Di quello che vuoi ma le cose stanno come stanno, al pari della canzone napoletana Tammuriata Nera: “Séh! gira e vota, séh../ Séh! vota e gira, séh…/ Ca tu ‘o chiamme Ciccio o ‘Ntuono,/ Ca tu ‘o chiamme Peppe o Ciro,/ Chillo, o fatto, è niro, niro,/ niro, niro comm’a che!…”

    Ma la fila degli ex piloti non bastano, in un altro reparto del cielo, zona auto e motori ci stanno le Ferrari (le autovetture) di una volta, le Rosse di un tempo. Quando il rosso non distingueva una scuderia ma una Nazione. A noi era toccato questo colore e, pertanto che fossero state Ferrari o Lancia, oppure Alfa o Bugatti erano tutte rosse. Infatti, è sufficiente fare una visita su Wikipedia per apprendere che “i colori nazionali nelle corse automobilistiche erano i colori assegnati alle automobili da competizione che definiscono la nazionalità della squadra motoristica oppure la nazionalità del pilota in competizioni tipo la Formula 1, le gare delle vetture sport, delle Sport Prototipo, e le competizioni automobilistiche turismo. Furono diffusamente utilizzati dai primi anni del XX secolo alla fine degli anni sessanta del XX secolo, quando vennero parzialmente abbandonati con l’introduzione delle livree ispirate ai colori degli sponsor. In genere i colori nazionali nelle corse automobilistiche sono differenti dai colori delle bandiere nazionali e sono l’equivalente nell’automobilismo dei colori della maglia per gli sport di squadra. Ad esempio l’Italia ha come colori nazionali il tricolore rosso, bianco e verde, come colore nell’automobilismo il rosso corsa e come colore negli sport di squadra l’azzurro, mentre i Paesi Bassi hanno l’arancio come colore nell’automobilismo e negli sport di squadra, e il tricolore rosso, bianco e blu come colori nazionali. La prima assegnazione di colori nazionali nelle corse automobilistiche avvenne durante la Gordon Bennett Automobile Cup dell’anno 1900, durante la quale vennero assegnati colori precisi legati alla nazionalità delle squadre partecipanti. Dopo vari cambiamenti, i colori divennero definitivi tra gli anni venti e gli anni trenta del XX secolo con l’assegnazione del blu (Blu di Francia) alle squadre francesi, il rosso (Rosso corsa) alle squadre italiane, il bianco alle squadre tedesche, il verde (British racing green) alle squadre britanniche, il biancoblù — con racing stripes — alle squadre statunitensi e il biancorosso alle squadre giapponesi.”

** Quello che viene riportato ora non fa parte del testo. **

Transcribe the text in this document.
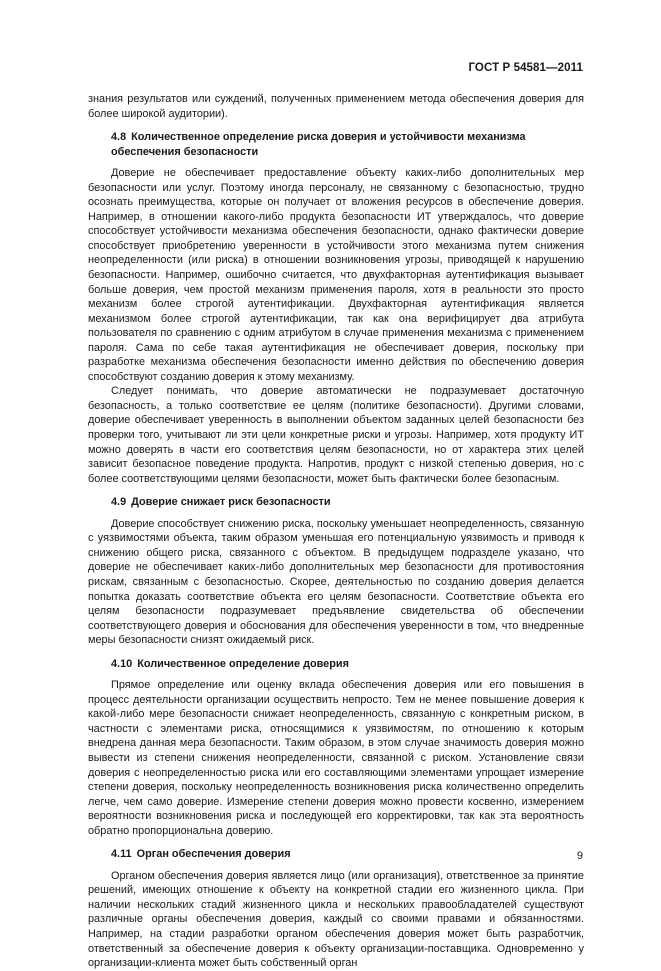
ГОСТ Р 54581—2011

знания результатов или суждений, полученных применением метода обеспечения доверия для более широкой аудитории).

4.8 Количественное определение риска доверия и устойчивости механизма обеспечения безопасности

Доверие не обеспечивает предоставление объекту каких-либо дополнительных мер безопасности или услуг. Поэтому иногда персоналу, не связанному с безопасностью, трудно осознать преимущества, которые он получает от вложения ресурсов в обеспечение доверия. Например, в отношении какого-либо продукта безопасности ИТ утверждалось, что доверие способствует устойчивости механизма обеспечения безопасности, однако фактически доверие способствует приобретению уверенности в устойчивости этого механизма путем снижения неопределенности (или риска) в отношении возникновения угрозы, приводящей к нарушению безопасности. Например, ошибочно считается, что двухфакторная аутентификация вызывает больше доверия, чем простой механизм применения пароля, хотя в реальности это просто механизм более строгой аутентификации. Двухфакторная аутентификация является механизмом более строгой аутентификации, так как она верифицирует два атрибута пользователя по сравнению с одним атрибутом в случае применения механизма с применением пароля. Сама по себе такая аутентификация не обеспечивает доверия, поскольку при разработке механизма обеспечения безопасности именно действия по обеспечению доверия способствуют созданию доверия к этому механизму.

Следует понимать, что доверие автоматически не подразумевает достаточную безопасность, а только соответствие ее целям (политике безопасности). Другими словами, доверие обеспечивает уверенность в выполнении объектом заданных целей безопасности без проверки того, учитывают ли эти цели конкретные риски и угрозы. Например, хотя продукту ИТ можно доверять в части его соответствия целям безопасности, но от характера этих целей зависит безопасное поведение продукта. Напротив, продукт с низкой степенью доверия, но с более соответствующими целями безопасности, может быть фактически более безопасным.

4.9 Доверие снижает риск безопасности

Доверие способствует снижению риска, поскольку уменьшает неопределенность, связанную с уязвимостями объекта, таким образом уменьшая его потенциальную уязвимость и приводя к снижению общего риска, связанного с объектом. В предыдущем подразделе указано, что доверие не обеспечивает каких-либо дополнительных мер безопасности для противостояния рискам, связанным с безопасностью. Скорее, деятельностью по созданию доверия делается попытка доказать соответствие объекта его целям безопасности. Соответствие объекта его целям безопасности подразумевает предъявление свидетельства об обеспечении соответствующего доверия и обоснования для обеспечения уверенности в том, что внедренные меры безопасности снизят ожидаемый риск.

4.10 Количественное определение доверия

Прямое определение или оценку вклада обеспечения доверия или его повышения в процесс деятельности организации осуществить непросто. Тем не менее повышение доверия к какой-либо мере безопасности снижает неопределенность, связанную с конкретным риском, в частности с элементами риска, относящимися к уязвимостям, по отношению к которым внедрена данная мера безопасности. Таким образом, в этом случае значимость доверия можно вывести из степени снижения неопределенности, связанной с риском. Установление связи доверия с неопределенностью риска или его составляющими элементами упрощает измерение степени доверия, поскольку неопределенность возникновения риска количественно определить легче, чем само доверие. Измерение степени доверия можно провести косвенно, измерением вероятности возникновения риска и последующей его корректировки, так как эта вероятность обратно пропорциональна доверию.

4.11 Орган обеспечения доверия

Органом обеспечения доверия является лицо (или организация), ответственное за принятие решений, имеющих отношение к объекту на конкретной стадии его жизненного цикла. При наличии нескольких стадий жизненного цикла и нескольких правообладателей существуют различные органы обеспечения доверия, каждый со своими правами и обязанностями. Например, на стадии разработки органом обеспечения доверия может быть разработчик, ответственный за обеспечение доверия к объекту организации-поставщика. Одновременно у организации-клиента может быть собственный орган

9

Frattanto che divaghiamo, cinque “cavalli di razza” della scuderia di Maranello, parlottano in disparte, mentre sotto di loro si inanellano i tragici giri del Gran Premio del Belgio. Sono, Villoresi, Farina, Taruffi, Ascari e Hawthorn, tutti piloti che sono stati al volante della mitica “Ferrari 500 F2” negli anni tra il 1951 al 1953, dove il “500” indicava la potenza in cm³ di ogni cilindro che in totale erano quattro. Auto da corsa  belle come quella il Cavallino Rampante ne sfornerà tante altre nella sua vita. Così come tante altre volte la scuderia, in passato, è stata al centro di deludenti stagioni. Non c’è da drammatizzare, o meglio non ci sarebbe, se attorno a questo sport (non è il solo per carità) non girassero tanti di quei soldi da fare girare la testa a tutti. Macchine costosissime, piloti pagati una fortuna in autovetture più sicure di quelle in cui correvano colleghi pagati molto, ma molto meno rischiando molto, ma molto di più. Senza polemiche, per carità. Lo sport va vissuto con animo sportivo, caso contrario è un continuo mal di stomaco. Deve divertire non affliggere. Il tifoso è destinato ad un perenne stare male. Va preso per quello che è. Si vince e si perde in tutto, in ogni ambito, giorno dopo giorno, è la legge della vita. Per quale ragione dovrebbe essere diverso ove si gareggia?

Sul terrazzo tra le nubi, gli ex piloti lo riconoscono, affermano e suggeriscono. Sono dispiaciuti, financo addolorati ma non affranti. “Storta va, deritta veni, sempre storta non po’ gghì”. Lo dice anche il Figlio del Capo che scorazza tra cirri e cumulonembi, indisciplinato, mai punito, su una autovettura targata NA. Napoli? No, Nazaret.